Sandy Springs resident Kevin Abel was elected to the State Transportation Board by legislators on March 6.

“It was fun to be down at the statehouse and get back into the policy arena,” said Abel, who takes the board seat on April 15.

Kevin Abel.

The Transportation Board oversees the Georgia Department of Transportation, which confirmed that Abel won the vote. He replaces Mark Burkhalter, a Republican former Georgia House Speaker and Johns Creek resident, who did not stand for re-election after his job took him to London.

Last year, Abel ran unsuccessfully for the 6th Congressional District seat eventually won by fellow Democrat Lucy McBath. The Transportation Board seat he will hold also represents the 6th District, which includes parts of Brookhaven, Dunwoody, Sandy Springs and areas of Cobb and north Fulton counties.

The Transportation Board vacancy comes at a time of major GDOT projects in the 6th District, including an ongoing reconstruction of the I-285/Ga. 400 interchange, a controversial plan to add toll lanes along those highways with some property takings, and a unique partnership with MARTA in adding bus service to Ga. 400. Abel previously declined to comment on such issues. He said that, like most residents, he’s familiar with area traffic, joking, “I spent most of my life on Ga. 400.”

The Transportation Board positions are nonpartisan, and the vote is taken privately at the Gold Dome by a caucus of state legislators from within the 6th District in a process that Abel says he understands is intended to remove politics from the decision.

However, party politics made it possible for Abel to get the position, as Democrats took over a majority of local state legislative seats in a “blue wave” last fall.

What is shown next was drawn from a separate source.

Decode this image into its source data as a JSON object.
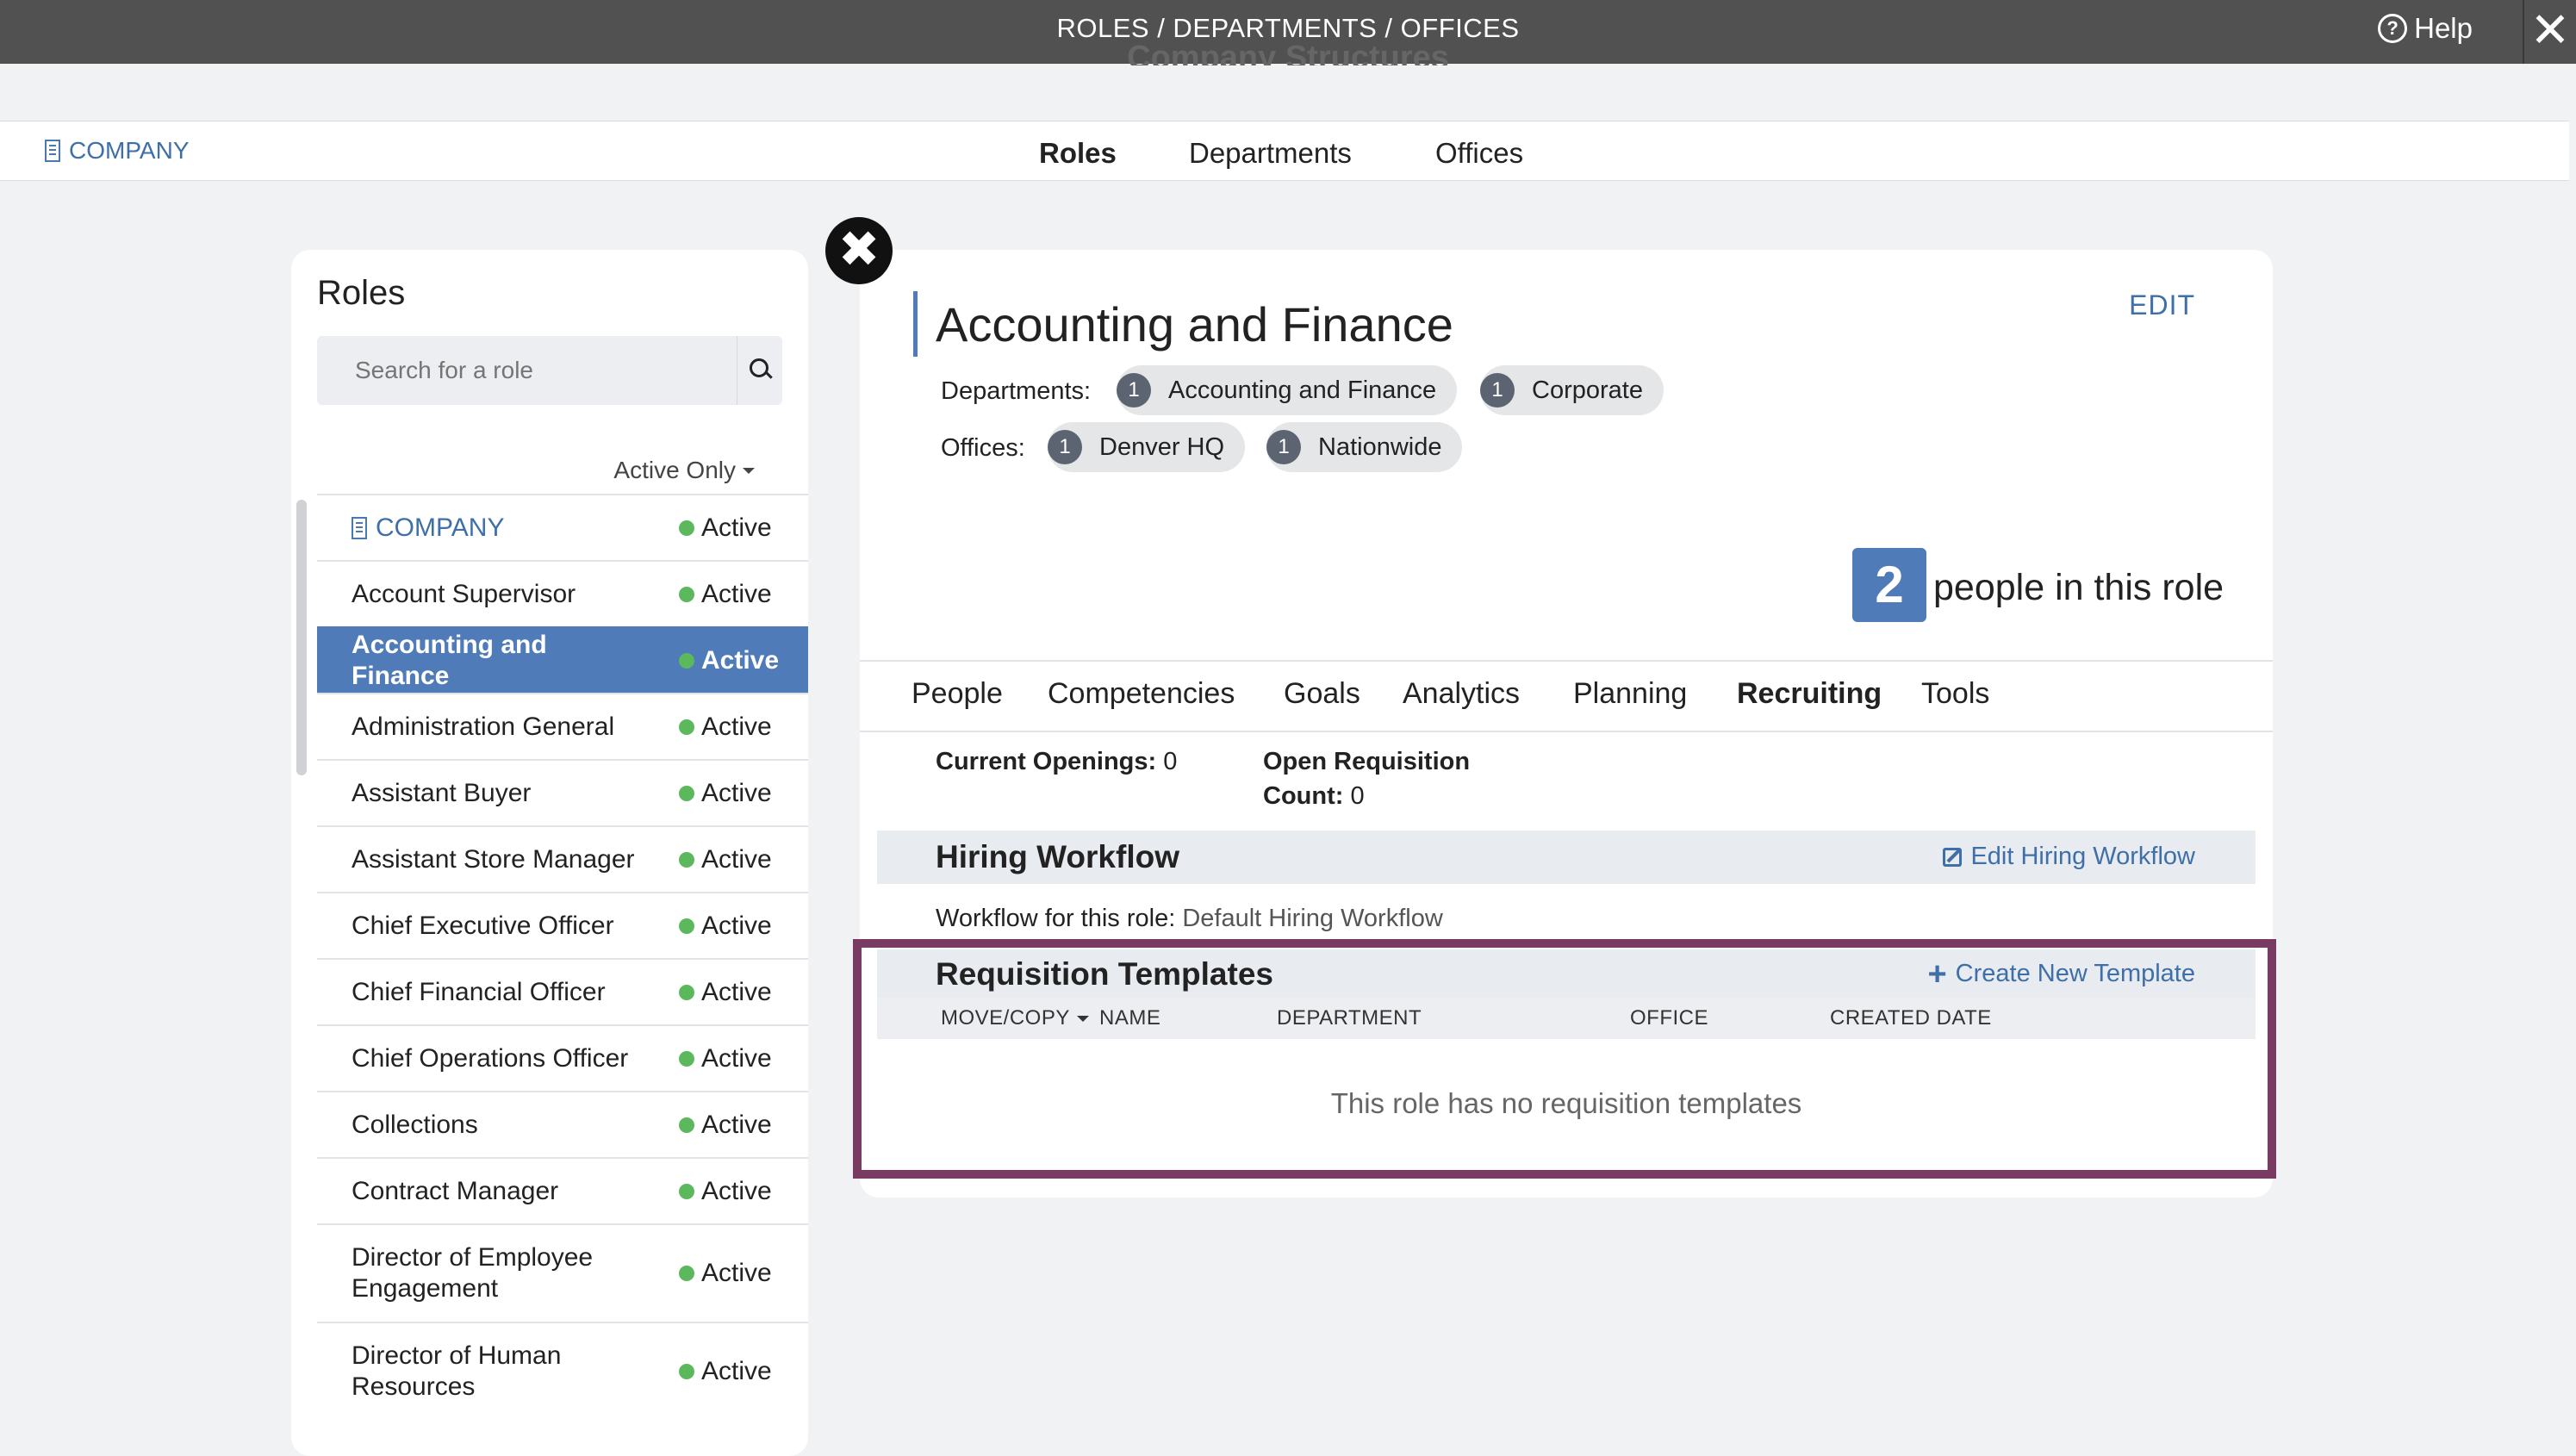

Abel said he understands that Republican legislators had their own candidate for the board seat whom they did not put forward after realizing they did have enough caucus votes to win.

“Traffic shouldn’t be a partisan issue. Certainly, aspects of it will have conservative leanings or progressive leanings,” said Abel, emphasizing the nonpartisan nature of the seat and that he has several friends among Republican legislators as well as Democratic ones.

Abel said he now will receive a “Transportation 101” type of orientation. GDOT Commissioner Russell McMurry attended the vote, Abel said, and many legislators already want to meet with him as well.